Role of Disorder on the Unusual Composition Dependence of the Structures in V-Doped LaNbO4

A series of vanadium-doped orthoniobates of the type La(Nb_1–xV_x)O₄ (x = 0.00–0.40) were synthesized using a solid-state method, and their long-range average and short-range local structures comprehensively investigated using a combination of high-resolution neutron powder diffraction (NPD) and synchrotron X-ray powder diffraction (S-XRD) that produced accurate and precise structures of several members of the series. The structures evolve from a monoclinic fergusonite-type to a tetragonal scheelite-type structure as the V content increases. Substituting Nb⁵⁺ by the smaller V⁵⁺ cations induces an atypical expansion in lattice parameters, most notably an increase in unit cell volume within the monoclinic fergusonite phase, attributed to pronounced elongation of the longer crystallographic c-axis. A progressive shift from distorted six-coordinate octahedra to four-coordinate tetrahedra of the mixed Nb/V site upon V doping was established through X-ray absorption and Raman spectroscopy.
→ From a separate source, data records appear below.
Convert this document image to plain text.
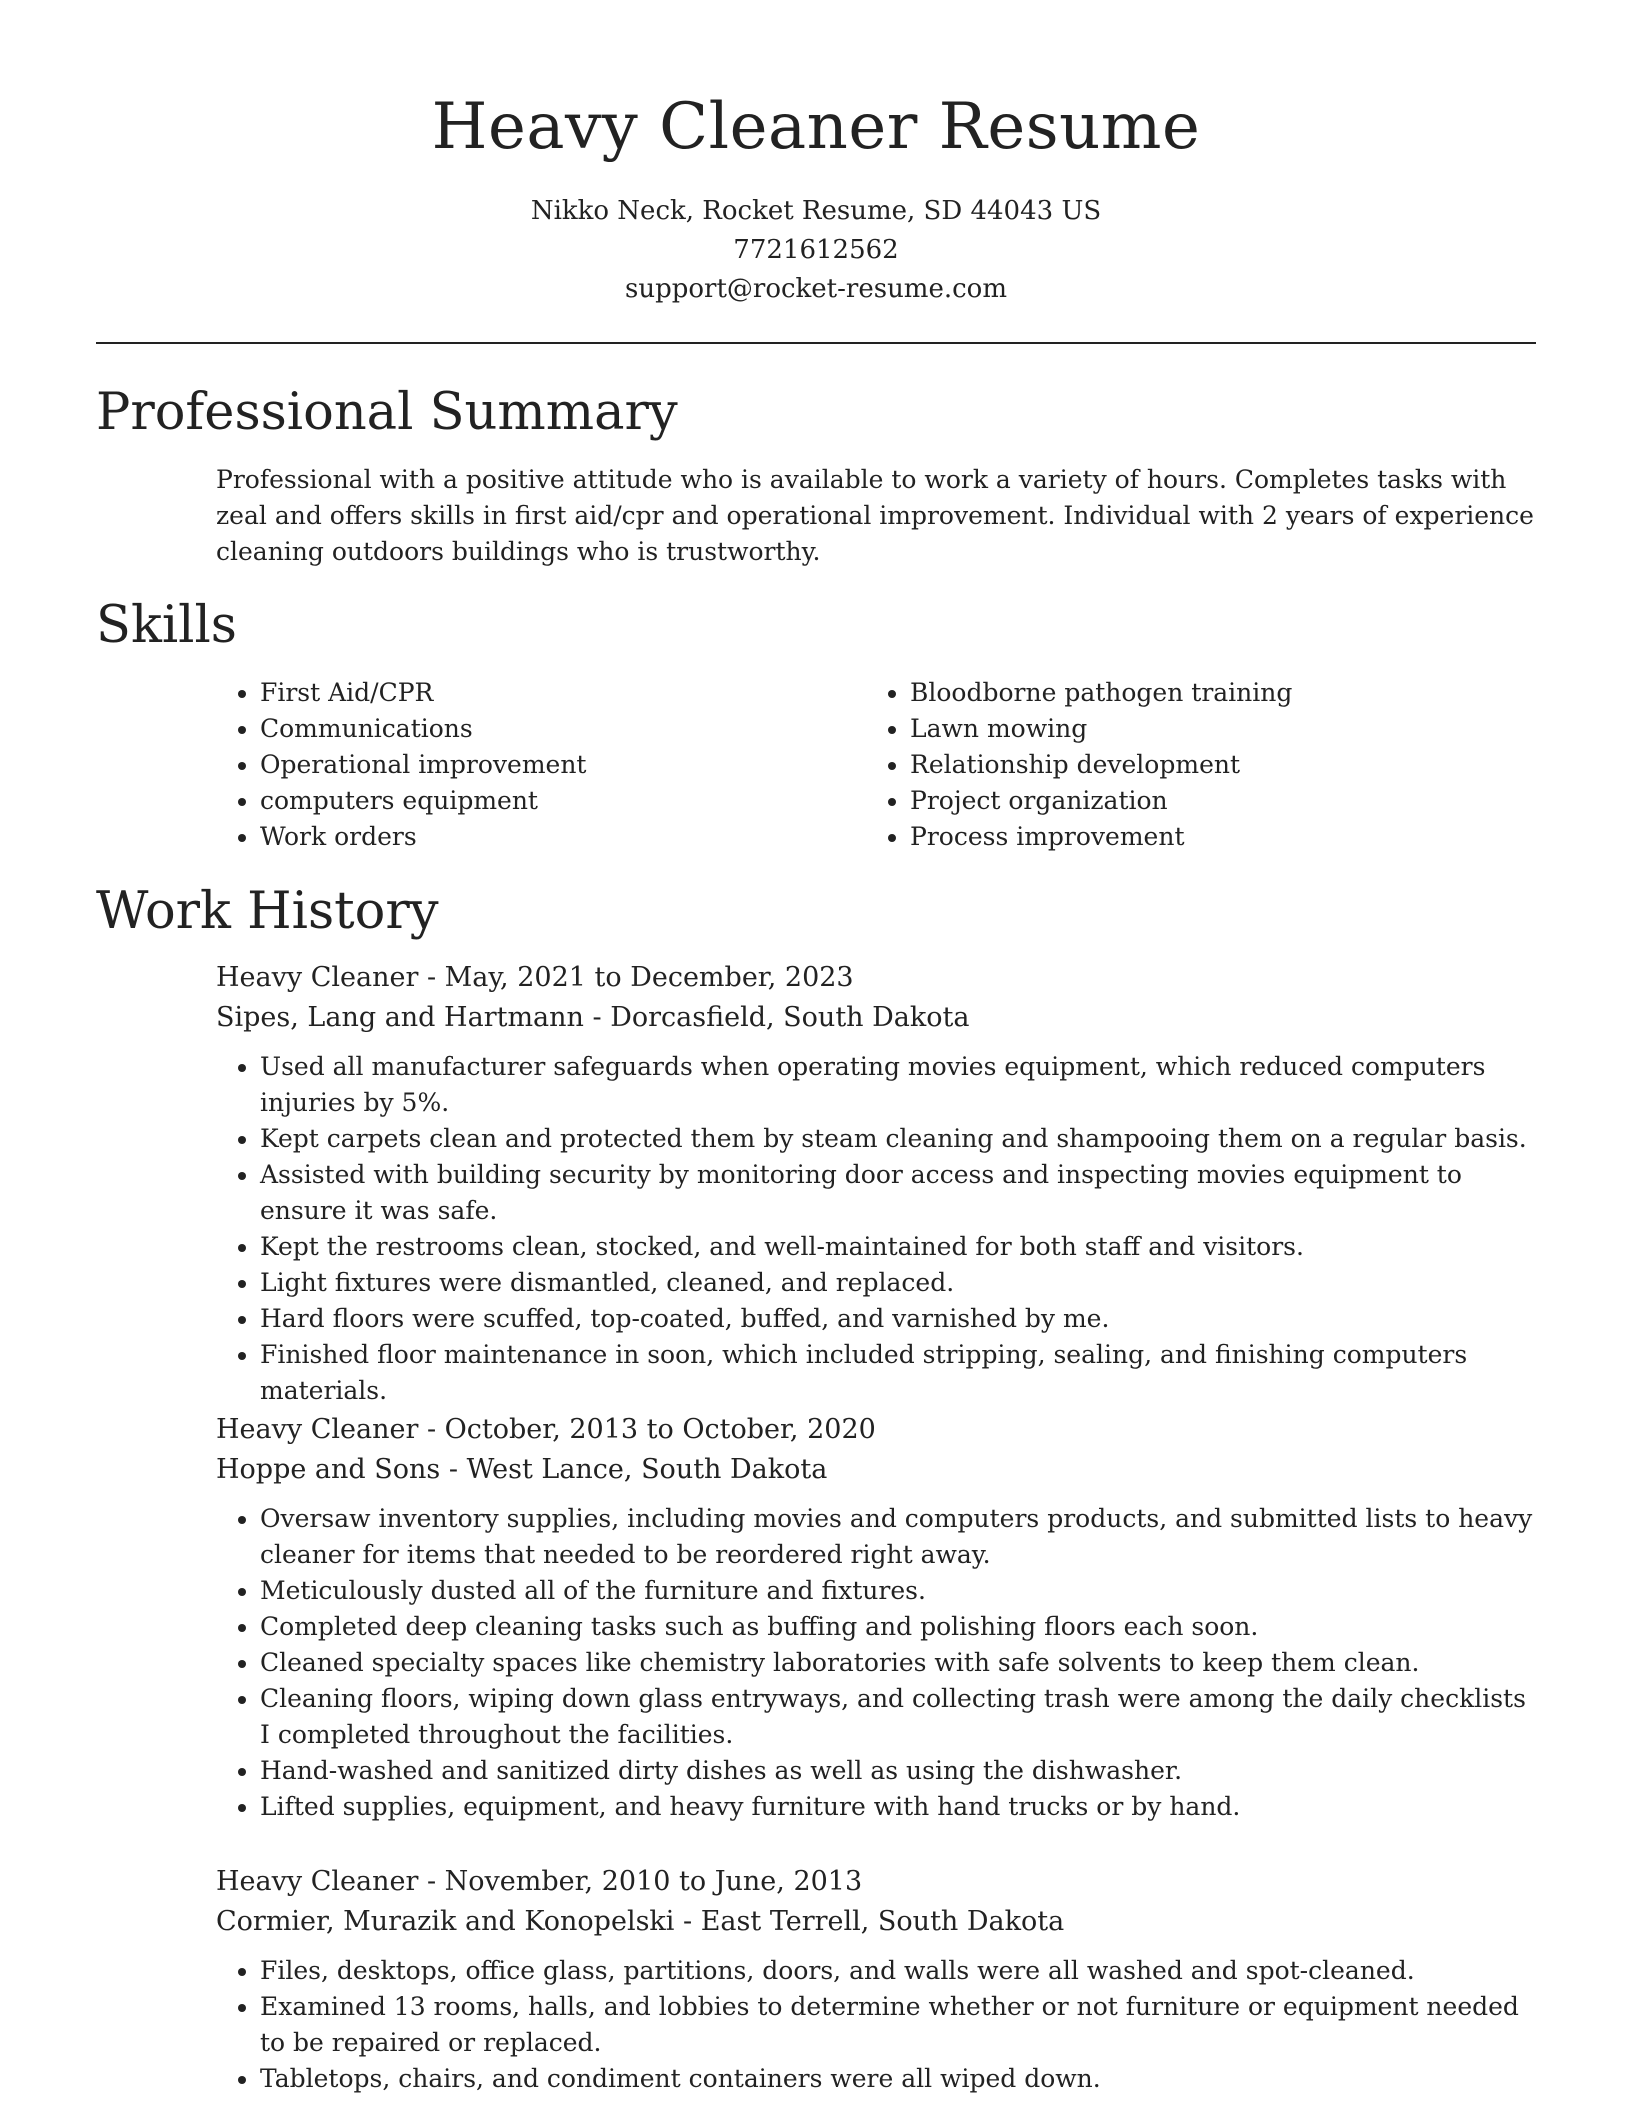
Heavy Cleaner Resume
Nikko Neck, Rocket Resume, SD 44043 US
7721612562
support@rocket-resume.com
Professional Summary

Professional with a positive attitude who is available to work a variety of hours. Completes tasks with zeal and offers skills in first aid/cpr and operational improvement. Individual with 2 years of experience cleaning outdoors buildings who is trustworthy.

Skills
• First Aid/CPR
• Communications
• Operational improvement
• computers equipment
• Work orders
• Bloodborne pathogen training
• Lawn mowing
• Relationship development
• Project organization
• Process improvement
Work History
Heavy Cleaner - May, 2021 to December, 2023
Sipes, Lang and Hartmann - Dorcasfield, South Dakota
• Used all manufacturer safeguards when operating movies equipment, which reduced computers injuries by 5%.
• Kept carpets clean and protected them by steam cleaning and shampooing them on a regular basis.
• Assisted with building security by monitoring door access and inspecting movies equipment to ensure it was safe.
• Kept the restrooms clean, stocked, and well-maintained for both staff and visitors.
• Light fixtures were dismantled, cleaned, and replaced.
• Hard floors were scuffed, top-coated, buffed, and varnished by me.
• Finished floor maintenance in soon, which included stripping, sealing, and finishing computers materials.
Heavy Cleaner - October, 2013 to October, 2020
Hoppe and Sons - West Lance, South Dakota
• Oversaw inventory supplies, including movies and computers products, and submitted lists to heavy cleaner for items that needed to be reordered right away.
• Meticulously dusted all of the furniture and fixtures.
• Completed deep cleaning tasks such as buffing and polishing floors each soon.
• Cleaned specialty spaces like chemistry laboratories with safe solvents to keep them clean.
• Cleaning floors, wiping down glass entryways, and collecting trash were among the daily checklists I completed throughout the facilities.
• Hand-washed and sanitized dirty dishes as well as using the dishwasher.
• Lifted supplies, equipment, and heavy furniture with hand trucks or by hand.
Heavy Cleaner - November, 2010 to June, 2013
Cormier, Murazik and Konopelski - East Terrell, South Dakota
• Files, desktops, office glass, partitions, doors, and walls were all washed and spot-cleaned.
• Examined 13 rooms, halls, and lobbies to determine whether or not furniture or equipment needed to be repaired or replaced.
• Tabletops, chairs, and condiment containers were all wiped down.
Variable-temperature S-XRD measurements were employed to assess the influence of V incorporation on the thermally induced ferroelastic monoclinic fergusonite-to-tetragonal scheelite phase transition, including quantification of the coefficients of thermal expansion. The anomalous compositional and thermal dependence of the unit cell parameters is correlated with cation displacements.